March 28, 2024

AAA: ‘Lowest gas prices since 2005’ during holiday weekend

Iowa sees $2.14 per gallon average

At the Love’s truck stop Friday off Iowa Speedway Drive, Mike Renzaglia and his partner stopped to fuel up en route to their home in Wisconsin.

They had spent several days in Colorado’s Estes Park in the Rocky Mountains, and took a detour to celebrate with Renzaglia’s oldest son who was just accepted to graduate school at The University of Kansas in Lawrence.

Renzaglia found a nice bonus at the central Iowa fuel pump, a regular unleaded price sitting at $2.08 per gallon.

“Colorado was more expensive,” he said. “I don’t know if it was due to a gas tax or because it was a tourist area, but we paid 40 cents more per gallon there.”

As Iowa travelers began to hit the road Friday, motorists were seeing a statewide average of $2.14 per gallon of regular unleaded gasoline, according to the nonprofit motor club AAA. In Newton, most fuel stations were selling a gallon of regular at approximately the $2.08 per gallon price point Renzaglia found.

Gail Weinholzer, director of public affairs for AAA’s Iowa/Minnesota region Auto Club Group, said Iowan’s are seeing their lowest Fourth of July gas prices since 2005.

“We’ve been seeing prices decline since Memorial Day. That does not typically happen,” she said. “It usually starts to peak out after the Fourth (of July) and hit a low in September.

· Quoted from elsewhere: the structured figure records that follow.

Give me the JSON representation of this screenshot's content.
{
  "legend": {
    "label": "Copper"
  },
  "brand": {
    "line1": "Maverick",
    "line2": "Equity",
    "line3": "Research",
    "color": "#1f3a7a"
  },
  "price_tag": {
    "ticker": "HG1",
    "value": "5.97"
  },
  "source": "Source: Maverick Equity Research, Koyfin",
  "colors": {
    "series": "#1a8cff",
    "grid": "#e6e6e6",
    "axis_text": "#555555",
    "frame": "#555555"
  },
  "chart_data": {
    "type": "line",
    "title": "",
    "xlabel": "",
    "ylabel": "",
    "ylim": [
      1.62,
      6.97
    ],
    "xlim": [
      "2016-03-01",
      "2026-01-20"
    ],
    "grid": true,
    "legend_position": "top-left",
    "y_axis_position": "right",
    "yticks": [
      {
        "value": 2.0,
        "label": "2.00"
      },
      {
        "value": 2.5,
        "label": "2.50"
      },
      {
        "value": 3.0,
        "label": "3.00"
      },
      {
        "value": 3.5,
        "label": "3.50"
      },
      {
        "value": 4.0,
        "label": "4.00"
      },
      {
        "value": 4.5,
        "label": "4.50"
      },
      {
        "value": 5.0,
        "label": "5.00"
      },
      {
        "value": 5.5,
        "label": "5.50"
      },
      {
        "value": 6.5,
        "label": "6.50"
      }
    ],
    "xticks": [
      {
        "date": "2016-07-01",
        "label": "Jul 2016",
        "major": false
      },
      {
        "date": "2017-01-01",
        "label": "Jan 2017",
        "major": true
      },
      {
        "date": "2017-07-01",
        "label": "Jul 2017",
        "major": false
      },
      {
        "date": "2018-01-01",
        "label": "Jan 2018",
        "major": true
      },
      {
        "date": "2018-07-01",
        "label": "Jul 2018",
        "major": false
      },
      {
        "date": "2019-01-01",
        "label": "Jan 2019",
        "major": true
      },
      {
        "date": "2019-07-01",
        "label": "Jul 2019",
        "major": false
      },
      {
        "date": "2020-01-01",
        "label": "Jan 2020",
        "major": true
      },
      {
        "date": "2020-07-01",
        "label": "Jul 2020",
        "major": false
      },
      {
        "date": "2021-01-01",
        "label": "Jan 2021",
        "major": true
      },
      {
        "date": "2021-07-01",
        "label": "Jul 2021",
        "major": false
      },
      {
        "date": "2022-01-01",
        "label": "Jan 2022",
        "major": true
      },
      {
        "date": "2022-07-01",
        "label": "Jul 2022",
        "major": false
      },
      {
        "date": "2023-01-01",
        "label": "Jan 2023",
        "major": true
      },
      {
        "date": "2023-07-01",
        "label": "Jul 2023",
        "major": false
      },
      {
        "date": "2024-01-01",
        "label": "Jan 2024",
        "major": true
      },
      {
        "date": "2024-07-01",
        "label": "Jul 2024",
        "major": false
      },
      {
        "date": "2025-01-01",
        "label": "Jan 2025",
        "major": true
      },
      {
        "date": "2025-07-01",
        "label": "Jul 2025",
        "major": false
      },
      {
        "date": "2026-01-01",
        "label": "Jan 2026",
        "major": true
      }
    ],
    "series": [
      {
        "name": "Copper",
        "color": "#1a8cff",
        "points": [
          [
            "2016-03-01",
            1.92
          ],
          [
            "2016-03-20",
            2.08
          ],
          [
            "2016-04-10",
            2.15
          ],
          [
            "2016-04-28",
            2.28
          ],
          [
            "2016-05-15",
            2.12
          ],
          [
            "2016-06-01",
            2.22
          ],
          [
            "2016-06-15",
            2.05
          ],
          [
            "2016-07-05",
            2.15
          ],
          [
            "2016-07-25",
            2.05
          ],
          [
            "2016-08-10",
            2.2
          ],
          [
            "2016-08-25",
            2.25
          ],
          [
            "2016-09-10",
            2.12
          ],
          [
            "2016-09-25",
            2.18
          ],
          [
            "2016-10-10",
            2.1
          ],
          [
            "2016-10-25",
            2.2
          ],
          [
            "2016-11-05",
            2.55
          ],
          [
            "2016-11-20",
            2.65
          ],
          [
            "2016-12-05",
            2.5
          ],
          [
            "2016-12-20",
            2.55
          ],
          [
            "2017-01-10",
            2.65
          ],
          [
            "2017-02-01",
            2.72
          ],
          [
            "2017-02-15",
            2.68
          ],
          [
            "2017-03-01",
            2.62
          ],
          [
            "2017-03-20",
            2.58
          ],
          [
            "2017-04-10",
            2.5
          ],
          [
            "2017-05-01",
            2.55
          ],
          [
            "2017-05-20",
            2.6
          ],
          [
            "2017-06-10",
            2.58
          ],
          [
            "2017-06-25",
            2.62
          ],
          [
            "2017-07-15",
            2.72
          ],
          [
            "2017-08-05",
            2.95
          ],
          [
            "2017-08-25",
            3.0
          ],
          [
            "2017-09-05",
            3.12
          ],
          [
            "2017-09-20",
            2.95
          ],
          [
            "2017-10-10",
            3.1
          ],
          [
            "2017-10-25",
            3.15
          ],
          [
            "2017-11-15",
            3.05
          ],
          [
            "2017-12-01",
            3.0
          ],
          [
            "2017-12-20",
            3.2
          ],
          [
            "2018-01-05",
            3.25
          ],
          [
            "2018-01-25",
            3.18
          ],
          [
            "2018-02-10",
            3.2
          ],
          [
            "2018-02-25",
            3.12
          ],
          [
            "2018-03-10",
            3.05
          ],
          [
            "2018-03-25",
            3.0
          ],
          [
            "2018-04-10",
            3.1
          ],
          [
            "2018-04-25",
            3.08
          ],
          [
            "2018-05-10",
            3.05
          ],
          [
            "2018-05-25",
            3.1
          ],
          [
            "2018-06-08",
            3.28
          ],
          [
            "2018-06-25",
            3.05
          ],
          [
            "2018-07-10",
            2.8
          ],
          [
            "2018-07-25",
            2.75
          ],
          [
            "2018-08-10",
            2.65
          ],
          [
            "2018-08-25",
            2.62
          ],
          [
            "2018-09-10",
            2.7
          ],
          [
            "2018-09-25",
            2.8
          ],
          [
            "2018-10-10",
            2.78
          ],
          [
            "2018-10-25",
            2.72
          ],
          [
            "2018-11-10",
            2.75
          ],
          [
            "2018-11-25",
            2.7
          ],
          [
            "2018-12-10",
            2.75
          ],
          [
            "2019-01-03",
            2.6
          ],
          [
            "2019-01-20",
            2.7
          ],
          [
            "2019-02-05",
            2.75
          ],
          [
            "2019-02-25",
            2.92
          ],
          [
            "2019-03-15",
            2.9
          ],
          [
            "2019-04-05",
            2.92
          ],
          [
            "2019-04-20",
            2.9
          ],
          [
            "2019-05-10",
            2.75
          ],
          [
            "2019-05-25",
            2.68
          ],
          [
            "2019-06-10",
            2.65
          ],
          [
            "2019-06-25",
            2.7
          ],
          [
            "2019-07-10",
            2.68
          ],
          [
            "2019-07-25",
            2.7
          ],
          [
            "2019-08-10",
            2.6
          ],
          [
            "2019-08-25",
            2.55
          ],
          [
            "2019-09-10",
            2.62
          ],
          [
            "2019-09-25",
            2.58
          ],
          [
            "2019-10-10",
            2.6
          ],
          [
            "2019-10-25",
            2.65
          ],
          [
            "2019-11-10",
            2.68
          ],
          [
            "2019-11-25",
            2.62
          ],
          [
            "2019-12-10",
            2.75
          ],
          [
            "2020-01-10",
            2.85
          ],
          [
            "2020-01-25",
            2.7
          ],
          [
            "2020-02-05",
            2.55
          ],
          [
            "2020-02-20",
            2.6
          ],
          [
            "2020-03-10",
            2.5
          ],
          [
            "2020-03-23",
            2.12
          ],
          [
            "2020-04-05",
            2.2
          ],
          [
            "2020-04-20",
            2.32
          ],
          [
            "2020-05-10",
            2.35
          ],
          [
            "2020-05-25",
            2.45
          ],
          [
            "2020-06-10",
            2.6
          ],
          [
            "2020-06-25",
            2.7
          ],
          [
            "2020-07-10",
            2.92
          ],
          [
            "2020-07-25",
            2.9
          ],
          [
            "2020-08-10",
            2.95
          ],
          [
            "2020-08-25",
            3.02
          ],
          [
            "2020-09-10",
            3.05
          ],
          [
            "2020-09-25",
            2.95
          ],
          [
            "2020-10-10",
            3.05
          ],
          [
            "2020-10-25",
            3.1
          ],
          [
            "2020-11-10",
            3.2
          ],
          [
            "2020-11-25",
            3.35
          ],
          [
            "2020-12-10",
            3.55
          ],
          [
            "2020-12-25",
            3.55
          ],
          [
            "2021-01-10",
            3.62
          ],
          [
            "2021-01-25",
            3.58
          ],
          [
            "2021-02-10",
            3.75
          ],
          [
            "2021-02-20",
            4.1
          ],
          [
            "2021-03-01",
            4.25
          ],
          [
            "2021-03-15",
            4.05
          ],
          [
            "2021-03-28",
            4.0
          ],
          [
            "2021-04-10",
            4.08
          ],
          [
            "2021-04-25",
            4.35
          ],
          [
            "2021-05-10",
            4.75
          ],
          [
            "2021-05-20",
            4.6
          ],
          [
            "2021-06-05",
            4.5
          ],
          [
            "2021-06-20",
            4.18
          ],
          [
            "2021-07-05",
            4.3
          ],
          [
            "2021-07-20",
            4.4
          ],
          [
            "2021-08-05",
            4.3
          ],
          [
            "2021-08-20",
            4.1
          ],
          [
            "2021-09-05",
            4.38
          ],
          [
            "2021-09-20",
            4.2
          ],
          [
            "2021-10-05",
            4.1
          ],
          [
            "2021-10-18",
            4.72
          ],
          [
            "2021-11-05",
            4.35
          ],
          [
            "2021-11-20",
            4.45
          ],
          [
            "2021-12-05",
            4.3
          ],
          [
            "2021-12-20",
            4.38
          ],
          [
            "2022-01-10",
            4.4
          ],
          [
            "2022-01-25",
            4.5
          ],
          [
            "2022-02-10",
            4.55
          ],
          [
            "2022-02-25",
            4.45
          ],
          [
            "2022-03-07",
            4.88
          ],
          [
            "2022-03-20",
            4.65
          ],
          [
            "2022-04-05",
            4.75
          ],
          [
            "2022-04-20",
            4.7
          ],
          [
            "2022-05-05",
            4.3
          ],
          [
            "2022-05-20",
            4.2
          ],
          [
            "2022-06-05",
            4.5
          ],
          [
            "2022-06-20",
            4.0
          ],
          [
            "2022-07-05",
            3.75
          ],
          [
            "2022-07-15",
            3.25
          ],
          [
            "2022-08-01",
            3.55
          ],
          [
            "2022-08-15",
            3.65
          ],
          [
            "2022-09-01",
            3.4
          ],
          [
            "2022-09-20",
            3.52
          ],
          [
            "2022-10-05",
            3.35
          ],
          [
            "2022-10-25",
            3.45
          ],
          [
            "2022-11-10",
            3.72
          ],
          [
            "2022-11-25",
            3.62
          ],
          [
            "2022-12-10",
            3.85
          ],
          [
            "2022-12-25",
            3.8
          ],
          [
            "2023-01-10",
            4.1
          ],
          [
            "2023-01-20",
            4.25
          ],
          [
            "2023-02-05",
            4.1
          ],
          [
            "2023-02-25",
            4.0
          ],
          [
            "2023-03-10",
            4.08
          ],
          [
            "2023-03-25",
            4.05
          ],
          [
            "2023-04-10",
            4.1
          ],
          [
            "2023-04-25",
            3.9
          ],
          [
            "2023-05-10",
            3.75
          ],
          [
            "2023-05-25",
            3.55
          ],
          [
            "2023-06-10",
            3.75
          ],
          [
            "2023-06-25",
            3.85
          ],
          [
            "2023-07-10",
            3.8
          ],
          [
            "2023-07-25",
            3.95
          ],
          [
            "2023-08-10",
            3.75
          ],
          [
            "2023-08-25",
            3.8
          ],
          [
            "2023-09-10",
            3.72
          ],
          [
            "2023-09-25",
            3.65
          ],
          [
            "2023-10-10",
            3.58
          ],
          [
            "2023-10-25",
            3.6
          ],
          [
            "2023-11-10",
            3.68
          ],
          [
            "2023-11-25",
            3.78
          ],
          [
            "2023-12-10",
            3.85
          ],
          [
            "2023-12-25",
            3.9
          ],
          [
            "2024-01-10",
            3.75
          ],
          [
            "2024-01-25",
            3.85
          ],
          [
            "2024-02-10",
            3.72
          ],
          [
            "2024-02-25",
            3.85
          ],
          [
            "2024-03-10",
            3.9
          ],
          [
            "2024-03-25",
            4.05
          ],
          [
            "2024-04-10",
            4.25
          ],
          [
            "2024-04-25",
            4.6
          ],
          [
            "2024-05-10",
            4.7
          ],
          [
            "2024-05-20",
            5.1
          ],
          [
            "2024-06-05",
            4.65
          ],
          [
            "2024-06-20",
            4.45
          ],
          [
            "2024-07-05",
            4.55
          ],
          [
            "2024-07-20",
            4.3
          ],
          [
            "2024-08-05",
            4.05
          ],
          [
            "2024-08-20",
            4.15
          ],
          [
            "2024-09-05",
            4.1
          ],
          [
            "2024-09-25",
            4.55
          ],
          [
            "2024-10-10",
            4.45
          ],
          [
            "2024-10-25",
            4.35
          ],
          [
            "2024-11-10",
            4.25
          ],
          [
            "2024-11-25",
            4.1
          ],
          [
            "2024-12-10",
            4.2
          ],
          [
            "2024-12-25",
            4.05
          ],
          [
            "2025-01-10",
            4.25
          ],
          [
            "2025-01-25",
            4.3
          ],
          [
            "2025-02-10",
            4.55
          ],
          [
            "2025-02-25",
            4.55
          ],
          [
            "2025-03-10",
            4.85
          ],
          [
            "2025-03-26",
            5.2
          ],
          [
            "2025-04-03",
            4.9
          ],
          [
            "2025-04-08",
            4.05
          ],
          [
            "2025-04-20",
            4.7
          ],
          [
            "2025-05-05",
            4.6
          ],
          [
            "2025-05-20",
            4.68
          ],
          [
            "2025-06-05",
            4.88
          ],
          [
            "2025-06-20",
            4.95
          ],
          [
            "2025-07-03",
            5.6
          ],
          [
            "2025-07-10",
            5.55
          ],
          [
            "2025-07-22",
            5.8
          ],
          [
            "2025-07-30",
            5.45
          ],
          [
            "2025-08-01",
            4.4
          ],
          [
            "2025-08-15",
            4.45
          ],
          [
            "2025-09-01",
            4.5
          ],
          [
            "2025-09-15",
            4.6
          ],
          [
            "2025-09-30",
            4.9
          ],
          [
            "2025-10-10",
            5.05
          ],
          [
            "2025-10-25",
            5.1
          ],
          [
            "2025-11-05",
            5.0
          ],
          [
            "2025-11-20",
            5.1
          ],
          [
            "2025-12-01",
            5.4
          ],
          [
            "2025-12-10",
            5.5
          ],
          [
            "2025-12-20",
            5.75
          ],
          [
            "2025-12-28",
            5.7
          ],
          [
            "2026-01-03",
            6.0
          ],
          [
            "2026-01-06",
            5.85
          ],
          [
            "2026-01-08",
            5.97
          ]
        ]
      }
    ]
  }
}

We’re seeing the opposite of that right now.”

Compared to Friday’s $2.23 per gallon national average, Iowans are paying noticeably less then two-thirds of U.S. states this holiday weekend. Some southern states, such as South Carolina, were seeing prices as low as $1.90 per gallon as of Friday. California was seeing the highest average price in the continental U.S. at approximately $2.94 per gallon.

Weinholzer said the cause of the unusual summer decline is an increase in oil supply largely coming from ramped up American oil rigs and fracking fields.

The lowering gas prices, she said, are coming at a time when even the 14-member OPEC nations have decreased supply in order to raise worldwide oil prices.